Jeffrey Martin
Associate Partner
SYSKA Hennessy Group, Chicago

Addressing occupant comfort and safety has been a challenge since the construction of the first high-rise buildings, especially as they relate to the design and construction of MEP systems. From thermal comfort and indoor air quality complaints, poor lighting, acoustic privacy, elevator wait time, and reliable life safety systems, today’s tall building occupants face a myriad of challenges affecting not only their physical health, but also their psychological wellbeing.

Often the demands of tenants, building owners, facility operators, and building designers/builders present competing demands that increasingly must be addressed by the building infrastructure. Tenant requirements for agile space layouts, redundancy, accessibility, and wireless connectivity put further emphasis on the supporting MEP systems. Changing business needs such as densification and amenity-rich office space also present additional challenges for old and new buildings alike.

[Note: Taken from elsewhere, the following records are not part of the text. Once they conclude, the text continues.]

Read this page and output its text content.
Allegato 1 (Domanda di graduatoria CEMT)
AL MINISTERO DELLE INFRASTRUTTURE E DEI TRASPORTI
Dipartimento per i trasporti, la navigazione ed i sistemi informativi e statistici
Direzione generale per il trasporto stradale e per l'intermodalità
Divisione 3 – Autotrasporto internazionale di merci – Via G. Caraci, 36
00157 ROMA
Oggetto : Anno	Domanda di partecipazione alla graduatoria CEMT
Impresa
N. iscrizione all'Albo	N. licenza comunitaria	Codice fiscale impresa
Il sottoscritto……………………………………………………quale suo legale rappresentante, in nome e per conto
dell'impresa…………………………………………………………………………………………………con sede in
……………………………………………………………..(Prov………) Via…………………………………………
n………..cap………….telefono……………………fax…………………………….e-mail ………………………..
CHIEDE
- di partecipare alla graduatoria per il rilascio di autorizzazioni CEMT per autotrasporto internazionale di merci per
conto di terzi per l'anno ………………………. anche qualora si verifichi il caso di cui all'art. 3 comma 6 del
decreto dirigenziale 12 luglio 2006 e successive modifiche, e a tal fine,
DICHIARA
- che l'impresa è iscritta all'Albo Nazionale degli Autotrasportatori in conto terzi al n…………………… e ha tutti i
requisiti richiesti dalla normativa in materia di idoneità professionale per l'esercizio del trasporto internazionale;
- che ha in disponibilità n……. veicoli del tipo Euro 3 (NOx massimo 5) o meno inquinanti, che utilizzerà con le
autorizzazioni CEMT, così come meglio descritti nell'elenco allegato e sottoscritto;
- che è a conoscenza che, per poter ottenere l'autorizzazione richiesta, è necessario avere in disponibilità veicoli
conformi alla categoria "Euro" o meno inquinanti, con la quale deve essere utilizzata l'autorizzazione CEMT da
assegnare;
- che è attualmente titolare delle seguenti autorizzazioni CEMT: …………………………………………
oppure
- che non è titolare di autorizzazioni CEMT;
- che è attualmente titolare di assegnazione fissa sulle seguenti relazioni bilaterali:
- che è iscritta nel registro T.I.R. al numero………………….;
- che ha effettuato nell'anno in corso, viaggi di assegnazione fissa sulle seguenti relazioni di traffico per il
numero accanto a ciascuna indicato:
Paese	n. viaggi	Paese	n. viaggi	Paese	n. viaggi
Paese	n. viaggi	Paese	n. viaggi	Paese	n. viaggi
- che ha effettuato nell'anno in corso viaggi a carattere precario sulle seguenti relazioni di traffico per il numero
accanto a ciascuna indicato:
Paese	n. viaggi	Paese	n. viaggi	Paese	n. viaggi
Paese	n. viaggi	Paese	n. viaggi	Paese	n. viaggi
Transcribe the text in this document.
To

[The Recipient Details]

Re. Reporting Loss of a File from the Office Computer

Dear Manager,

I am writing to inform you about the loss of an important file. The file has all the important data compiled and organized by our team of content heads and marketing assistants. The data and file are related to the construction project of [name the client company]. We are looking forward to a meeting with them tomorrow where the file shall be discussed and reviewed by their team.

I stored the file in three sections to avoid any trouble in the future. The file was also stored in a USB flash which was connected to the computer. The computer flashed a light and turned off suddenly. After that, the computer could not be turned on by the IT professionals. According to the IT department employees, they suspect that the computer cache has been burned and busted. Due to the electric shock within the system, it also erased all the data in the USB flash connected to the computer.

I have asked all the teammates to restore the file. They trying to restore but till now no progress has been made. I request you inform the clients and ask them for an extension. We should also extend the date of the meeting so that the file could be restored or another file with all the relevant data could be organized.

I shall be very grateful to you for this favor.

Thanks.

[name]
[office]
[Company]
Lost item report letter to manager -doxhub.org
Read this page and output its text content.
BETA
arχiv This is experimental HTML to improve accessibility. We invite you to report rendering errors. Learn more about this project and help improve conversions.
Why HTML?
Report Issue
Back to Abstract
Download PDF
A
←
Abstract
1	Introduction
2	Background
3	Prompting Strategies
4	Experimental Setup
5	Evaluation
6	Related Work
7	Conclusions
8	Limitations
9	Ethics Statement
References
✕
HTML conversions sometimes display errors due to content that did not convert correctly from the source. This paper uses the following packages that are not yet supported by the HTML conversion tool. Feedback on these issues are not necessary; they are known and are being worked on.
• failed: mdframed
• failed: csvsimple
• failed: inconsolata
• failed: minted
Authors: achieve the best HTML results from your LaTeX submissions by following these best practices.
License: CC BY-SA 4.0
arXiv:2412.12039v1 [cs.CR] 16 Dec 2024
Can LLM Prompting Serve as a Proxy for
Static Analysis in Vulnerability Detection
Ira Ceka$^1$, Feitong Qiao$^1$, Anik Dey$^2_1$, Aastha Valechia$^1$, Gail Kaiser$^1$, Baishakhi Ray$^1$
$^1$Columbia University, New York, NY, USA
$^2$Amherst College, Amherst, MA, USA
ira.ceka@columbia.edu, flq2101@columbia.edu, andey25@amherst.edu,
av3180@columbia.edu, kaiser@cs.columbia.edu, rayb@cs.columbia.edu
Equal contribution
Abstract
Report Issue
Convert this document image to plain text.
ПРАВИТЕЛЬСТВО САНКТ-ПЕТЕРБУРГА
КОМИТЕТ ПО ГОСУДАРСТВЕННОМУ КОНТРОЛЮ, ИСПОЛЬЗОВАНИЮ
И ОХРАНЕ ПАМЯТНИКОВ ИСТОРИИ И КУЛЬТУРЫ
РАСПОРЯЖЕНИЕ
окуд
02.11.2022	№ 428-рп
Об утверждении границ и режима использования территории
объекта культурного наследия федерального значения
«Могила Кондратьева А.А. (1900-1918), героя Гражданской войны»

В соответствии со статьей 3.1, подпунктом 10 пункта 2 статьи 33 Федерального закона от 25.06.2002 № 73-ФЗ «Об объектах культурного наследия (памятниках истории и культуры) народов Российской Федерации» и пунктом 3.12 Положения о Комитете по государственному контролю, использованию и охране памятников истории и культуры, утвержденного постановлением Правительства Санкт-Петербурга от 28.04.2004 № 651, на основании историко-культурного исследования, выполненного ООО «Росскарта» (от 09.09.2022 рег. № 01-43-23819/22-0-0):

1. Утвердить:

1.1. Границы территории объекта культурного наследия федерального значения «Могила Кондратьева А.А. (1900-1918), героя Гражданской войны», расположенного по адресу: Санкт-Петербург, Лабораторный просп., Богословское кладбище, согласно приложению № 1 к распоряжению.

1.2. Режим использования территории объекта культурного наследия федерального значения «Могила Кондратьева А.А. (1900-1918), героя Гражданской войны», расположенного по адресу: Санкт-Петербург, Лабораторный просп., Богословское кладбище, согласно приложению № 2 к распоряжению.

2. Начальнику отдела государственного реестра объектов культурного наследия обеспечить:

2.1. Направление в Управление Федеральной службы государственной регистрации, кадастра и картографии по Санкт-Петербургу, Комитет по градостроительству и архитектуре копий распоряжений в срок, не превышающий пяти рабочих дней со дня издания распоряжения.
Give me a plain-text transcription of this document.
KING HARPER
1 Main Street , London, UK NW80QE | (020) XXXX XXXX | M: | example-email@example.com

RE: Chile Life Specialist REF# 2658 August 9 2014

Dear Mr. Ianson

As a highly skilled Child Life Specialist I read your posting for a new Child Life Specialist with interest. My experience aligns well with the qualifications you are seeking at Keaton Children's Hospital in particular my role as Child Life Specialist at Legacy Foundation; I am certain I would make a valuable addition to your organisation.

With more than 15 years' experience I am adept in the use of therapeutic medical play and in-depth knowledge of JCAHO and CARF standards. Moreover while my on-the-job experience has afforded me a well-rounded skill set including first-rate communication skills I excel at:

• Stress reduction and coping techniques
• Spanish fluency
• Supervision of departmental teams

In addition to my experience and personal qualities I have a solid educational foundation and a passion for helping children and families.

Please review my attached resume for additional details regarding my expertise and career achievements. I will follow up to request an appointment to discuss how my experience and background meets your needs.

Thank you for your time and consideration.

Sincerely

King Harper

Issues are explored that are faced by building occupants within the context of today’s modern workplace, segueing into a discussion of how effective MEP systems can work to provide an improved environment. MEP engineers must consider space air distribution, acoustics, coordination of components in open ceilings, lighting controls, and power distribution while respecting the architecture. Infrastructure must be adaptable as newer technologies like smart building controls and integrated audiovisual systems are increasingly utilized. Several case studies and real-life project challenges and associated lessons learned will showcase how a thoughtful and holistic MEP design approach can address these competing demands in both new and existing buildings. Well-deployed MEP infrastructure will contribute to employee satisfaction, comfort, retention, and health.